Unlike their Asian peers, Latin American nations rely more on foreign investment to finance current account deficits, making their economies vulnerable to restrictions that could limit inflows, said Pierre Yves Bareau, who helps oversee $11 billion in emerging-market assets at JPMorgan Chase & Co. in London.
“There’s always a danger that by having capital controls, you can force some good capital to stay out of the country,” said Bareau, who favors currencies in Asia and Eastern Europe over the real and Chilean peso.
Brazil’s current account shortfall will widen to 3.2 percent of GDP this year, the most since 2001, according to a Bloomberg survey.
The fight against appreciating currencies that Brazil’s Mantega dubbed a “currency war” last year may lead Latin American countries to resist raising interest rates, said Neil Shearing, an emerging markets analyst at Capital Economics in London.
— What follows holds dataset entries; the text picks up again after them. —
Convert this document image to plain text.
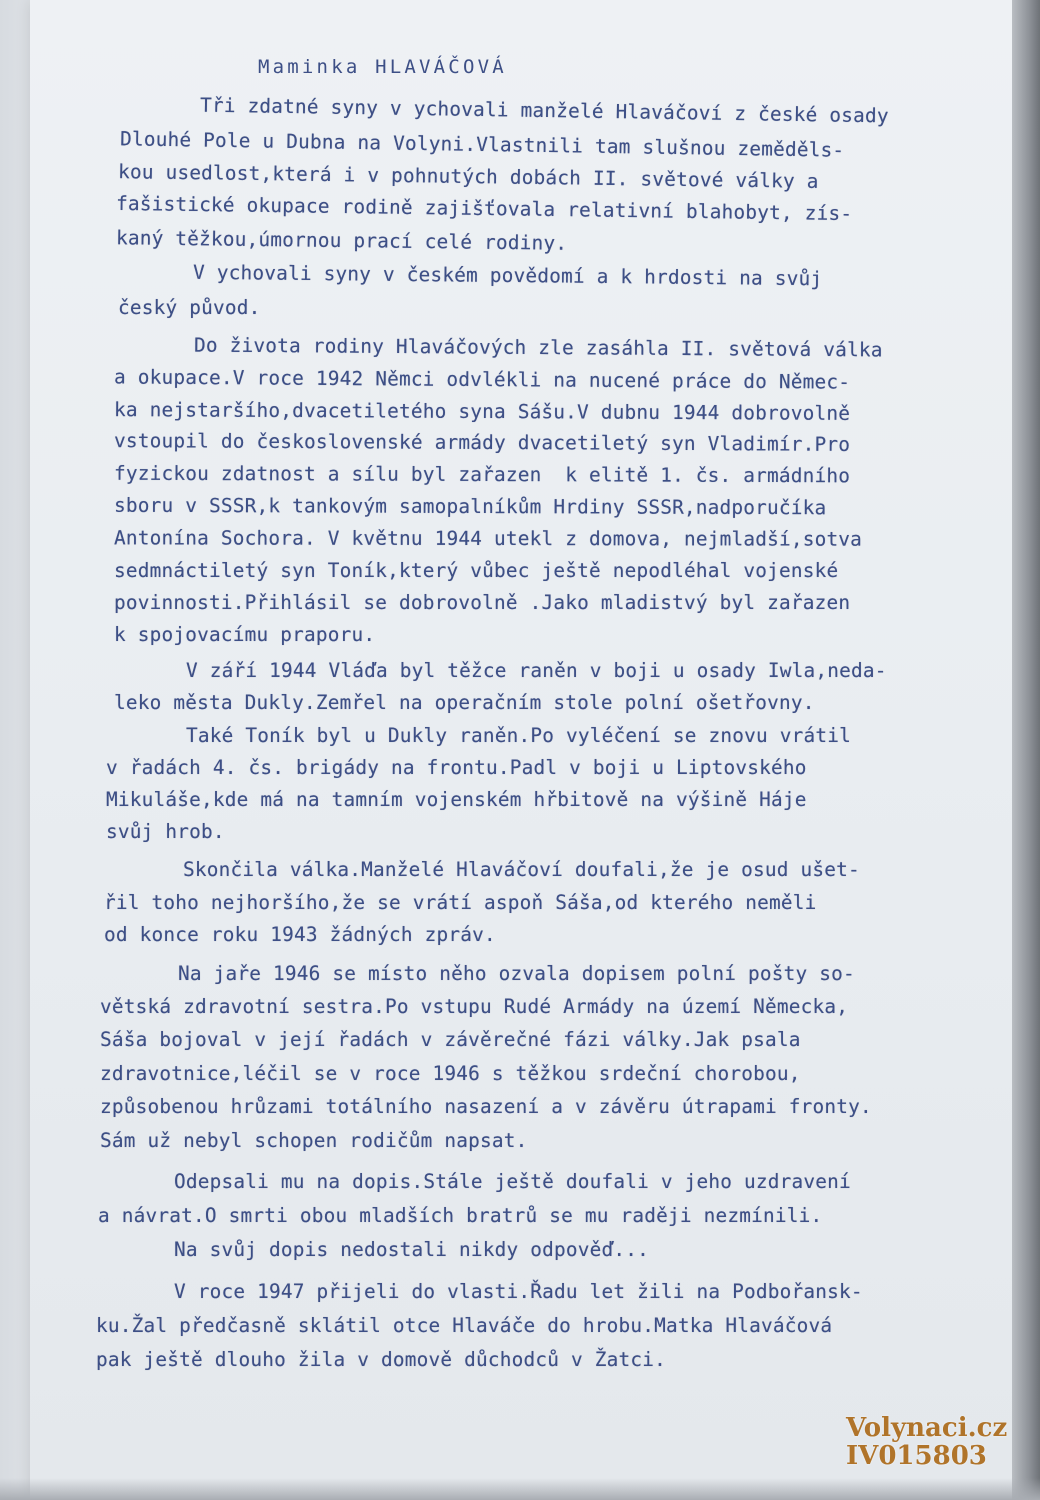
Maminka HLAVÁČOVÁ
Tři zdatné syny v ychovali manželé Hlaváčoví z české osady
Dlouhé Pole u Dubna na Volyni.Vlastnili tam slušnou zeměděls-
kou usedlost,která i v pohnutých dobách II. světové války a
fašistické okupace rodině zajišťovala relativní blahobyt, zís-
kaný těžkou,úmornou prací celé rodiny.
V ychovali syny v českém povědomí a k hrdosti na svůj
český původ.
Do života rodiny Hlaváčových zle zasáhla II. světová válka
a okupace.V roce 1942 Němci odvlékli na nucené práce do Němec-
ka nejstaršího,dvacetiletého syna Sášu.V dubnu 1944 dobrovolně
vstoupil do československé armády dvacetiletý syn Vladimír.Pro
fyzickou zdatnost a sílu byl zařazen  k elitě 1. čs. armádního
sboru v SSSR,k tankovým samopalníkům Hrdiny SSSR,nadporučíka
Antonína Sochora. V květnu 1944 utekl z domova, nejmladší,sotva
sedmnáctiletý syn Toník,který vůbec ještě nepodléhal vojenské
povinnosti.Přihlásil se dobrovolně .Jako mladistvý byl zařazen
k spojovacímu praporu.
V září 1944 Vláďa byl těžce raněn v boji u osady Iwla,neda-
leko města Dukly.Zemřel na operačním stole polní ošetřovny.
Také Toník byl u Dukly raněn.Po vyléčení se znovu vrátil
v řadách 4. čs. brigády na frontu.Padl v boji u Liptovského
Mikuláše,kde má na tamním vojenském hřbitově na výšině Háje
svůj hrob.
Skončila válka.Manželé Hlaváčoví doufali,že je osud ušet-
řil toho nejhoršího,že se vrátí aspoň Sáša,od kterého neměli
od konce roku 1943 žádných zpráv.
Na jaře 1946 se místo něho ozvala dopisem polní pošty so-
větská zdravotní sestra.Po vstupu Rudé Armády na území Německa,
Sáša bojoval v její řadách v závěrečné fázi války.Jak psala
zdravotnice,léčil se v roce 1946 s těžkou srdeční chorobou,
způsobenou hrůzami totálního nasazení a v závěru útrapami fronty.
Sám už nebyl schopen rodičům napsat.
Odepsali mu na dopis.Stále ještě doufali v jeho uzdravení
a návrat.O smrti obou mladších bratrů se mu raději nezmínili.
Na svůj dopis nedostali nikdy odpověď...
V roce 1947 přijeli do vlasti.Řadu let žili na Podbořansk-
ku.Žal předčasně sklátil otce Hlaváče do hrobu.Matka Hlaváčová
pak ještě dlouho žila v domově důchodců v Žatci.
Volynaci.cz
IV015803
Chile unexpectedly left its benchmark interest rate unchanged last week.
While Asian countries including South Korea may allow their currencies to appreciate more to contain inflation, in Latin America “there appears to be a growing focus on shoring up competitiveness,” analysts including New York-based Michael Gavin and Roberto Melzi at Barclays Capital wrote in a note to clients on Jan. 13.
“There is a risk that central banks will allow themselves to become distracted or constrained in their core responsibility to control inflation,” the analysts wrote.
Inflation in Brazil reached a six-year high of 5.91 percent last year, up from a record low of 1.7 percent in 1998, and is forecast to remain above the government’s 4.5 percent target until 2012.
In Chile, one-year inflation expectations have soared to 4.3 percent, a five-month high and compared with almost zero in December 2009, since the dollar-buying plan was announced. The peso declined 4.5 percent this year, the most among 25 emerging market currencies tracked by Bloomberg.
Rather than taking more measures to limit appreciation, Brazil needs to reduce spending to allow the central bank to cut its 10.75 percent benchmark rate, the second-highest in the Group of 20 nations after Argentina’s, said Lumen Advisors’s Nocera. Chile, the world’s biggest producer of copper, should diversify its economy away from exports of the metal, he said.
“Sooner or later you pay the price” for stepped-up controls, said Nocera, a former IMF economist and fund manager with Soros Fund Management LLC. “You pay the price of lower growth or higher inflation.”